L’inquiétude monte parmi les démocrates birmans. Depuis le 15 août, la lauréate du Prix Nobel de la Paix 1991, Aung San Suu Kyi, ne prend plus livraison des colis de nourriture que ses partisans déposent devant la porte de son domicile où la junte militaire au pouvoir l’a enfermé. D’où les craintes qu’elle ait entamé une grève de la faim et que sa santé soit gravement en train de se détériorer.
Le tout se déroule visiblement dans l’indifférence de la communauté internationale puisque seul un porte-parole de la Maison-Blanche s’est publiquement inquiété le 28 août du sort d’Aung San Suu Kyi. Aux arrêts domiciliaires ininterrompus depuis plus de cinq ans, la Prix Nobel a également refusé de rencontrer Ibrahim Gambari, l’envoyé spécial du secrétaire général de l’Onu, en visite à Rangoon la semaine dernière. Deux des assistants du diplomate avaient exceptionnellement été autorisés par la junte à se rendre devant le portail du domicile de la prisonnière munis d’un haut parleur, pour l’inviter à rencontrer leur patron. Sans obtenir la moindre réaction.

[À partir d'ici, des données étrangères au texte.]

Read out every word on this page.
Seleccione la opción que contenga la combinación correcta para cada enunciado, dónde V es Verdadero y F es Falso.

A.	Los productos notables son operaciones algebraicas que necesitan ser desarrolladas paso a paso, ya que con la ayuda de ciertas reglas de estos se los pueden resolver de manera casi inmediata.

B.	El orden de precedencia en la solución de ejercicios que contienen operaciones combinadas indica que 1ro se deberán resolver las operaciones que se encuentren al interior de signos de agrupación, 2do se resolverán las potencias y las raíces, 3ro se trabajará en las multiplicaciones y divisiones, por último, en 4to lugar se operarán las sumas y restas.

Voilà un joli camouflet qui discrédite un peu plus la mission d’Ibrahim Gambari, chargé par les Nations Unies de faciliter l’ouverture d’un dialogue entre la junte et la LND (Ligue Nationale pour la Démocratie, qui a remporté 82% des sièges aux élections de 1990). Il faut dire que le secrétaire général de l’Onu, Ban Ki Moon, n’a franchement pas aidé son diplomate qui n’est même plus reçu par les militaires. Alors que l’ami Ban Ki présidait en juin, à Rangoon, une conférence des donateurs à la Birmanie après le cyclone Nargis (qui a fait au moins 150.000 morts), il s’était abstenu de rencontrer les démocrates birmans pour ne pas déplaire à la junte. Par la suite, il n’a pas jugé utile de réagir lorsque, toujours pendant son séjour en Birmanie, les généraux ont annoncé que la détention d’Aung San Suu Kyi était prolongée d’un an. Sans la moindre base juridique, il va de soi.
Traditionnellement, la junte birmane utilise une actualité internationale chargée pour mieux réprimer les opposants à l’abri des regards extérieurs. Entre les Jeux olympiques, la crise en Géorgie et l’Afghanistan, elle en a amplement eu l’occasion cet été.